İrite edici bir başlık değil mi!? Korkunç ! Biraz empati yapmanız için attım bu başlığı. Yok böyle bir şey. Endişe etmeyin ! Önceki gün Suriye/İdlib´in Han Şeyhun beldesine Rus ve Esed uçaklarınca yapılan kimyasal saldırısı sonrası çoğu çocuk 100 sivil hayatını kaybetti. Görüntüler kan dondurucuydu. Endişe etmek yükü oranın halkına düştü şimdilik.

Çırpına çırpına can veren küçüçük bedenler. Oyuncak kamyonuyla kum taşıyıp döken bir daha taşıyıp döken bir daha döken bunu yılmadan yapan oyun çağındaki bedenler...

Biz o bedenlere kum taşıyan oyuncak kamyonları kullanırken aşinaydık oysa.

Biz o bedenlere bez bebeklerinin küçücük elbiselerini giydirirken aşinaydık oysa.

Plastik küçük kaşıkları ile küçücük ellerini kullanarak bez bebeklerine mama yedirirken aşinaydık oysa.

En korkunç oyunları plastik tabancanın tetiğine bastıklarında yanan ışıklarına eşlik eden viyv viyv sesleri ile savaşçılık oyunu idi.

Oysa şimdi yaşadıkları oyun değil.
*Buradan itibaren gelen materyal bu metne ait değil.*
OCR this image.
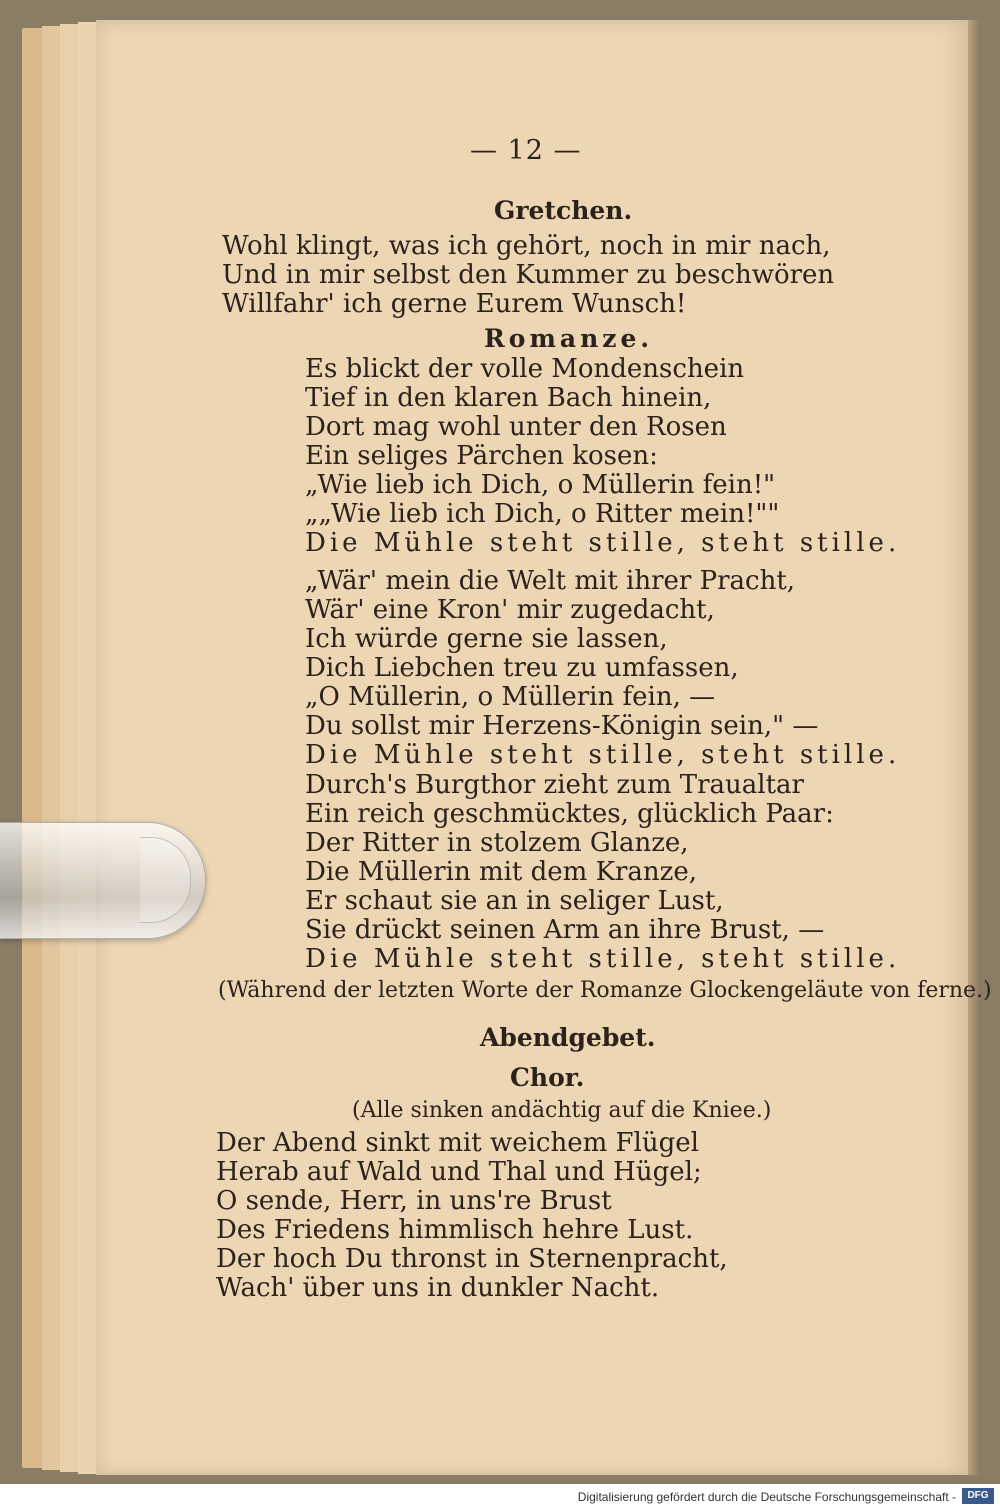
— 12 —
Gretchen.
Wohl klingt, was ich gehört, noch in mir nach,
Und in mir selbst den Kummer zu beschwören
Willfahr' ich gerne Eurem Wunsch!
Romanze.
Es blickt der volle Mondenschein
Tief in den klaren Bach hinein,
Dort mag wohl unter den Rosen
Ein seliges Pärchen kosen:
„Wie lieb ich Dich, o Müllerin fein!"
„„Wie lieb ich Dich, o Ritter mein!""
Die Mühle steht stille, steht stille.
„Wär' mein die Welt mit ihrer Pracht,
Wär' eine Kron' mir zugedacht,
Ich würde gerne sie lassen,
Dich Liebchen treu zu umfassen,
„O Müllerin, o Müllerin fein, —
Du sollst mir Herzens-Königin sein," —
Die Mühle steht stille, steht stille.
Durch's Burgthor zieht zum Traualtar
Ein reich geschmücktes, glücklich Paar:
Der Ritter in stolzem Glanze,
Die Müllerin mit dem Kranze,
Er schaut sie an in seliger Lust,
Sie drückt seinen Arm an ihre Brust, —
Die Mühle steht stille, steht stille.
(Während der letzten Worte der Romanze Glockengeläute von ferne.)
Abendgebet.
Chor.
(Alle sinken andächtig auf die Kniee.)
Der Abend sinkt mit weichem Flügel
Herab auf Wald und Thal und Hügel;
O sende, Herr, in uns're Brust
Des Friedens himmlisch hehre Lust.
Der hoch Du thronst in Sternenpracht,
Wach' über uns in dunkler Nacht.
Digitalisierung gefördert durch die Deutsche Forschungsgemeinschaft -	DFG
Büyükleri onları katlediyor. Hem de hiç acımadan gözlerini kırpmadan...

Büyüklerin oyunları çok acıymış anne...

Anne büyüklerin oyunlarını Cennet´e gittiğimde şikayet edeceğim Allahıma... Söz anne... Şikayet edeceğim onları...

Mızıkçılık yapıyorlar anne. Bizim tabancalarımız hiç acıtmaz ki. Ama onların ki çok acıtıyor anne... Sadece bizi acıtmıyor besbelli ki seni de acıtıyor...

Anne küçük çocuklar küçük kurşunlarla mı ölür hep...!?

15 Temmuz işgal girişimi başarılı olsaydı İdlib´de gördüğümüz görüntüleri, Kütahya´da, Mersin´de, Muğla´da, İstanbul´da, Konya´da, Bursa´da, Edirne´de, Diyarbakır´da ve hatta İnegöl´de görecektik...

Türk-Kürt / Laik-İslamcı ayırmadan tadacaktık kimyasalın tadını... NATO/BM bahaneyle müdahale edecekti tıpkı Bosna´da ettikleri gibi, Suriye´de olduğu gibi.. Koalisyon kuracaklardı bizi kurtarmak (!) için.. Demir kuşların kulak yırtıcı sesiyle uyanacaktı çocuklar...

Bizi kendi çocuklarımızdan kurtaracaklardı kimyasalla katlederek...

Varil bombalarıyla yok ederek... Tıpkı Bosna´da, Irak´ta, Suriye´de olduğu gibi...

Sanal sınırların gerisinde olunca duyarsızlaşan bir vicdan, bir zihin gösteriyor ki vallahi sadece coğrafyamızla değil insanlığımızla parçalanmışız..

Sınırlar vicdanlarımızda,
sınırlar zihinlerimizde çizilmiş...

Karanlık bir çağda yaşamak düşmüş payımıza..

Duyarsızlaşan, umarsızlaşan bir insanlığın çağdaşı yığınları olmuşuz...

Yazık..!!!

ŞAKA GİBİ
Medeni Kanun İsviçre´den alındı
(17 Şubat 1926)

Borçlar Kanunu İsviçre´den alındı
(8 Mayıs 1928)

İcra ve İflas Kanunu İsviçre´den alındı
(9 Haziran 1932)

Hukuk Muhakemeleri Usulü Kanunu
İsviçre´den alındı

Ceza Muhakemeleri Usulü Kanunu
Almanya´dan alındı (4 Nisan 1929)

Ticaret Kanunu Almanya´dan alındı
(10 Mayıs 1928)

Ceza Kanunu İtalya´dan alındı
(1 Temmuz 1928)

İdare Hukuku Fransa´dan alındı...
Ama bunun adına “Türk devrimi” dendi. Şaka gibi.